Other than Countess Irmtraut, who is a real pill. The new characters include Major B-C, whom I found too polished and too friendly to be true. He seems nice enough but I just didn't like him. There's also Princess Marina, who is a real life member of the royal family. George and Marina seem like a good fit. Marina is fun-loving, has a good sense of humor and doesn't swoon when George urges her to buy a pair of naughty knickers. Then there are the Aunts, Queen Victoria's daughters Beatrice and Louise. They turn out to be unexpectedly delightful. I knew Louise was the cool one and Georgie would like her. Beatrice seems kind too. We don't get to meet Queen Victoria's granddaughters yet. There are also the palace ghosts, including Princess Sophia, daughter of George III who had a tragic past that isn't mentioned in any Georgian or Regency romance novels I've read! The newest character who is not a real life person is Bobo. She never appears on page except as a corpse. She was mysterious and dark; known for her dangerous drug addiction and love of booze. She turns out to be full of surprises as Georgie slowly uncovers the secrets.

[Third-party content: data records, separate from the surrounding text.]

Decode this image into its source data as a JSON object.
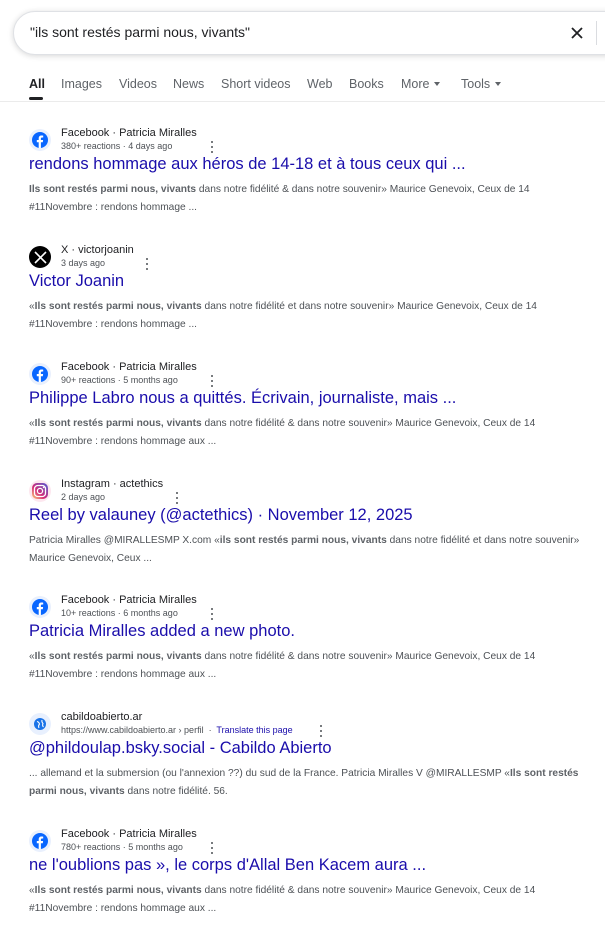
{
  "search": {
    "query": "\"ils sont restés parmi nous, vivants\""
  },
  "tabs": [
    {
      "label": "All"
    },
    {
      "label": "Images"
    },
    {
      "label": "Videos"
    },
    {
      "label": "News"
    },
    {
      "label": "Short videos"
    },
    {
      "label": "Web"
    },
    {
      "label": "Books"
    },
    {
      "label": "More"
    },
    {
      "label": "Tools"
    }
  ],
  "results": [
    {
      "icon": "facebook-icon",
      "source": "Facebook · Patricia Miralles",
      "meta": "380+ reactions · 4 days ago",
      "title": "rendons hommage aux héros de 14-18 et à tous ceux qui ...",
      "snippet_bold": "Ils sont restés parmi nous, vivants",
      "snippet_pre": "",
      "snippet_post": " dans notre fidélité & dans notre souvenir» Maurice Genevoix, Ceux de 14 #11Novembre : rendons hommage ..."
    },
    {
      "icon": "x-icon",
      "source": "X · victorjoanin",
      "meta": "3 days ago",
      "title": "Victor Joanin",
      "snippet_pre": "«",
      "snippet_bold": "Ils sont restés parmi nous, vivants",
      "snippet_post": " dans notre fidélité et dans notre souvenir» Maurice Genevoix, Ceux de 14 #11Novembre : rendons hommage ..."
    },
    {
      "icon": "facebook-icon",
      "source": "Facebook · Patricia Miralles",
      "meta": "90+ reactions · 5 months ago",
      "title": "Philippe Labro nous a quittés. Écrivain, journaliste, mais ...",
      "snippet_pre": "«",
      "snippet_bold": "Ils sont restés parmi nous, vivants",
      "snippet_post": " dans notre fidélité & dans notre souvenir» Maurice Genevoix, Ceux de 14 #11Novembre : rendons hommage aux ..."
    },
    {
      "icon": "instagram-icon",
      "source": "Instagram · actethics",
      "meta": "2 days ago",
      "title": "Reel by valauney (@actethics) · November 12, 2025",
      "snippet_pre": "Patricia Miralles @MIRALLESMP X.com «",
      "snippet_bold": "ils sont restés parmi nous, vivants",
      "snippet_post": " dans notre fidélité et dans notre souvenir» Maurice Genevoix, Ceux ..."
    },
    {
      "icon": "facebook-icon",
      "source": "Facebook · Patricia Miralles",
      "meta": "10+ reactions · 6 months ago",
      "title": "Patricia Miralles added a new photo.",
      "snippet_pre": "«",
      "snippet_bold": "Ils sont restés parmi nous, vivants",
      "snippet_post": " dans notre fidélité & dans notre souvenir» Maurice Genevoix, Ceux de 14 #11Novembre : rendons hommage aux ..."
    },
    {
      "icon": "globe-icon",
      "source": "cabildoabierto.ar",
      "meta": "https://www.cabildoabierto.ar › perfil",
      "translate": "Translate this page",
      "title": "@phildoulap.bsky.social - Cabildo Abierto",
      "snippet_pre": "... allemand et la submersion (ou l'annexion ??) du sud de la France. Patricia Miralles V @MIRALLESMP «",
      "snippet_bold": "Ils sont restés parmi nous, vivants",
      "snippet_post": " dans notre fidélité. 56."
    },
    {
      "icon": "facebook-icon",
      "source": "Facebook · Patricia Miralles",
      "meta": "780+ reactions · 5 months ago",
      "title": "ne l'oublions pas », le corps d'Allal Ben Kacem aura ...",
      "snippet_pre": "«",
      "snippet_bold": "Ils sont restés parmi nous, vivants",
      "snippet_post": " dans notre fidélité & dans notre souvenir» Maurice Genevoix, Ceux de 14 #11Novembre : rendons hommage aux ..."
    }
  ],
  "colors": {
    "link": "#1a0dab",
    "facebook": "#0866ff",
    "snippet": "#4d5156"
  }
}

Returning characters include Georgie's mum, who always annoys me with her breezy insouciance. fortunately she's only in one scene. Belinda appears a few times and first annoyed me and then I felt sympathy for her. A little bit anyway. Darcy remains mysterious and I am unsure if I should trust him though I do love Darcy and Georgie together. Prince George and his brother David, the playboy princes, appear briefly. George seems more willing to change than David, who is still in the clutches of Mrs. Simpson. (Who has one catty scene which made me proud of Georgie).